Hoy en día, cuando el buen tono del periodismo exige utilizar términos
psiquiátricos, el cine no se puede quedar atrás, y trata por ello el
psicoanálisis, casos de esquizofrenia y de pérdida de la memoria; trata,
por lo menos, lo que se imagina que es el psicoanálisis. Pero así sólo se
crean temores innecesarios. Es probable que una mujer que haya visto la
película The cobweb se pregunte: « ¿No me amamantó también mi madre algún
día demasiado tarde? ¿No pisó también mi padre mi muñeca alguna vez?» En
pocas palabras, « ¿no he sufrido yo en mi infancia los mismos daños
mentales que la protagonista de la película?
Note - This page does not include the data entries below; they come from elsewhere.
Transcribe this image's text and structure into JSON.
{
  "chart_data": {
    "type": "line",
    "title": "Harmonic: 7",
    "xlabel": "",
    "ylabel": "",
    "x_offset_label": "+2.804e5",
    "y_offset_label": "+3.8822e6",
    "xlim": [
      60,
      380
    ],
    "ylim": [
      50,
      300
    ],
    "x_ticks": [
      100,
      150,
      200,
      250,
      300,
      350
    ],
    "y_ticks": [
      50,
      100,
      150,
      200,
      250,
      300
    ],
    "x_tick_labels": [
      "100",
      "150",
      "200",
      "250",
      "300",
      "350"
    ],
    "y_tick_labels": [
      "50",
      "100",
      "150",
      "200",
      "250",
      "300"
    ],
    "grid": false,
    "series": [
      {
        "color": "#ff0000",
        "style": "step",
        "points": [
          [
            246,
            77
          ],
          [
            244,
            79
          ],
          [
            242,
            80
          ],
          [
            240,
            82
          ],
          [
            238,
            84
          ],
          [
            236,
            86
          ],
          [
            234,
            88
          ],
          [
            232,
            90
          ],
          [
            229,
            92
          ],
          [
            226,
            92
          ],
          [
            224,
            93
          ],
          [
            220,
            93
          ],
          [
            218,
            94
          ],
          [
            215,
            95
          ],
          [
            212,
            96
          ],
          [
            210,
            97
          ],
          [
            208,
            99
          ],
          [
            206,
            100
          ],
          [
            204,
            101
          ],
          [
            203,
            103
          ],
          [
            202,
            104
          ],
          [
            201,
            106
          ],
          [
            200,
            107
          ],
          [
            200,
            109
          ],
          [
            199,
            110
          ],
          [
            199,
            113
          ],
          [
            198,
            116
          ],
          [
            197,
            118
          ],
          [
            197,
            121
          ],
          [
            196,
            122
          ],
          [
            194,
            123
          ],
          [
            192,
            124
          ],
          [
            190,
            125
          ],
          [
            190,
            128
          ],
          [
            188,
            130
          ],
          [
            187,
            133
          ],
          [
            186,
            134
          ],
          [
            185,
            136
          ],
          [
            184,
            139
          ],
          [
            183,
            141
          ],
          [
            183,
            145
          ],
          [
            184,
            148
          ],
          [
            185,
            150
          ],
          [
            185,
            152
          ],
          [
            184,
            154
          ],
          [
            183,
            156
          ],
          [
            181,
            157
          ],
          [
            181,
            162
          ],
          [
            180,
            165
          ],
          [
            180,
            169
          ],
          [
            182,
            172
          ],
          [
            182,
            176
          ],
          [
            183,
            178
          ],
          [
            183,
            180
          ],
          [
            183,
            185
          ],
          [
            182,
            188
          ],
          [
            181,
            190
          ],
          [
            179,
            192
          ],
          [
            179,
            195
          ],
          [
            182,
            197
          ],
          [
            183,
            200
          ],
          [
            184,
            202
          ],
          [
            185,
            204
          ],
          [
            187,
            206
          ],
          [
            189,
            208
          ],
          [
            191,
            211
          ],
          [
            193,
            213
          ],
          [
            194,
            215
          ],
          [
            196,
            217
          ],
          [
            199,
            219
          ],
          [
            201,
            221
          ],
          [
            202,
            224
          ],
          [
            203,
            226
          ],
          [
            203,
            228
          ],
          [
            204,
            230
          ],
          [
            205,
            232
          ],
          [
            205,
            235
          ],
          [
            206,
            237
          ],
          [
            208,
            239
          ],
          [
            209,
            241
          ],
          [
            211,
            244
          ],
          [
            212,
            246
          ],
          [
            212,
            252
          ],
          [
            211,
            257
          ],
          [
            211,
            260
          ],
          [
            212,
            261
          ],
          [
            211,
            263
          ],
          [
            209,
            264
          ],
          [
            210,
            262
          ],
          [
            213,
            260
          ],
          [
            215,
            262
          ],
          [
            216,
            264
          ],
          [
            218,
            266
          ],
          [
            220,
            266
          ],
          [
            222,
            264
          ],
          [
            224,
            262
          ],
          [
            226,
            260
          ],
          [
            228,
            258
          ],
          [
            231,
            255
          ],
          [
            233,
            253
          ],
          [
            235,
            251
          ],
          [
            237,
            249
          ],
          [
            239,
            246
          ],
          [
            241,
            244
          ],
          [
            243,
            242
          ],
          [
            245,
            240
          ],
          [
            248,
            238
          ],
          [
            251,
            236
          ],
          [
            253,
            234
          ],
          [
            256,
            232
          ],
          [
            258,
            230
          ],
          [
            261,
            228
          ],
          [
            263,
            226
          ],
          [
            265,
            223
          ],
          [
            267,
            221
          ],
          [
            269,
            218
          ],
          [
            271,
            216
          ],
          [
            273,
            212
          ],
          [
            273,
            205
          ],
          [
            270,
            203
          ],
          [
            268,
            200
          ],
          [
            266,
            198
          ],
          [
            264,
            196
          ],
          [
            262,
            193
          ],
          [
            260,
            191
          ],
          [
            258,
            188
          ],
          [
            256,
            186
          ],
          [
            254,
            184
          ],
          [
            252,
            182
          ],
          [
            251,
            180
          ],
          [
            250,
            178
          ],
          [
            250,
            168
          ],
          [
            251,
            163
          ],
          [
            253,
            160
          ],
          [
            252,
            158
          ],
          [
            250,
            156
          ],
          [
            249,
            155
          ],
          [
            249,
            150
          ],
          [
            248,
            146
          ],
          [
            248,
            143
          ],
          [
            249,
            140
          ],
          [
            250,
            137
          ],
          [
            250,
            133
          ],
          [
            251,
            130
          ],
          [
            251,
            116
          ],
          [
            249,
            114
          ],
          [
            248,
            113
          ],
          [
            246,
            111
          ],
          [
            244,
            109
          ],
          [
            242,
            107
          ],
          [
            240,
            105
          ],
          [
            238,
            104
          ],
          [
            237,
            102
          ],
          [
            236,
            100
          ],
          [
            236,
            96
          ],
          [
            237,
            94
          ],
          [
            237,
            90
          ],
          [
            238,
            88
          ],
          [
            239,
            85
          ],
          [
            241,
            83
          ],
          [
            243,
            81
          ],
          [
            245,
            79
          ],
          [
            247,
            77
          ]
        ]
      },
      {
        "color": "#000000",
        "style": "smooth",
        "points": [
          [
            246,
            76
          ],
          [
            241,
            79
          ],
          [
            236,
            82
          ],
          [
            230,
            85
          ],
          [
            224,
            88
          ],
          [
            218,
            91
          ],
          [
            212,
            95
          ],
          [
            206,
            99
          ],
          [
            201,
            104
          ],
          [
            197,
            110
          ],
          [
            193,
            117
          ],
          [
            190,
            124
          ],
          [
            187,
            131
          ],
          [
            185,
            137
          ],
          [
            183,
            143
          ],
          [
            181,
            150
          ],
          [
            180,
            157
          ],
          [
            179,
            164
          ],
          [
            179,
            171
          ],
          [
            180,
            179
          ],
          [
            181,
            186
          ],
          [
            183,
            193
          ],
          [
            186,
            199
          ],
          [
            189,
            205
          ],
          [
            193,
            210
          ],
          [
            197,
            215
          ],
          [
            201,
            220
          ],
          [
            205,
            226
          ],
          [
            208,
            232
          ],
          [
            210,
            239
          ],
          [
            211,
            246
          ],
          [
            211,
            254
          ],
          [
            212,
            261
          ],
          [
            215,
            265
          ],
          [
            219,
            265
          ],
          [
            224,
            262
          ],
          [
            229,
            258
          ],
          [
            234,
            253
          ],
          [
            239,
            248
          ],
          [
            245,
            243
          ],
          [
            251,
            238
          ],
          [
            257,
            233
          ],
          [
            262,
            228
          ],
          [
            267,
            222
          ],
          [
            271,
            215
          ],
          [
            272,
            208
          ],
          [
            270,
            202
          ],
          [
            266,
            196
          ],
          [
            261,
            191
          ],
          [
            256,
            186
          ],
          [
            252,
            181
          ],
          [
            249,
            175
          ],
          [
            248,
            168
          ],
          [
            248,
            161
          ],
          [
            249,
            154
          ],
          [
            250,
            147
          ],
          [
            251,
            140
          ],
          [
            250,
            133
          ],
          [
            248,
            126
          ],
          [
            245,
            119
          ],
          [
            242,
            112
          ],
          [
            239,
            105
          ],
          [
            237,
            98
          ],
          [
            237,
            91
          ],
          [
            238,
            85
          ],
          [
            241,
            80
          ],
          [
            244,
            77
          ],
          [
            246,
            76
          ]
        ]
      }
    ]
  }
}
No lo sé; pero ella tampoco
lo sabía antes de que se lo dijera el psicoanalista.» Así, esta mujer
saldrá del cine con miedo de acabar también ella en una telaraña, en una
cama enrejada. Estos temores son, en general, obsesivos, y precisamente el
que tiene tendencia a sufrir tales obsesiones está inmunizado contra los
trastornos mentales auténticos.
No es éste el lugar apropiado para criticar los aspectos artísticos de una
película; pero hay que decir que no toda, pero sí una parte de la
información psiquiátrica que ofrece la película The cobweb es falsa. Y no
digamos nada de esas películas que llegan hasta presentar, por ejemplo, el
suicidio, unido a la eutanasia, como último recurso. Semper aliquid haeret,
siempre queda algo adherido, y esto pesa siempre en la balanza de una
decisión. Sería de desear que los responsables de la producción de una
película se dieran cuenta de que cada metro que filman influye sobre la
psique de las masas, y cada proyección de una película, se quiera o no, es
una receta de psicología para el público. Que nadie se excuse diciendo que
algo como la producción cinematográfica y literaria actual son sólo
síntomas, simples signos de la enfermedad de nuestro tiempo, pues está en
nuestras manos el preocuparnos de que tanto el cine como los libros, la
prensa y la radio, en pocas palabras, todo lo que influye en las masas, no
siga siendo un síntoma, sino que se convierta en un remedio.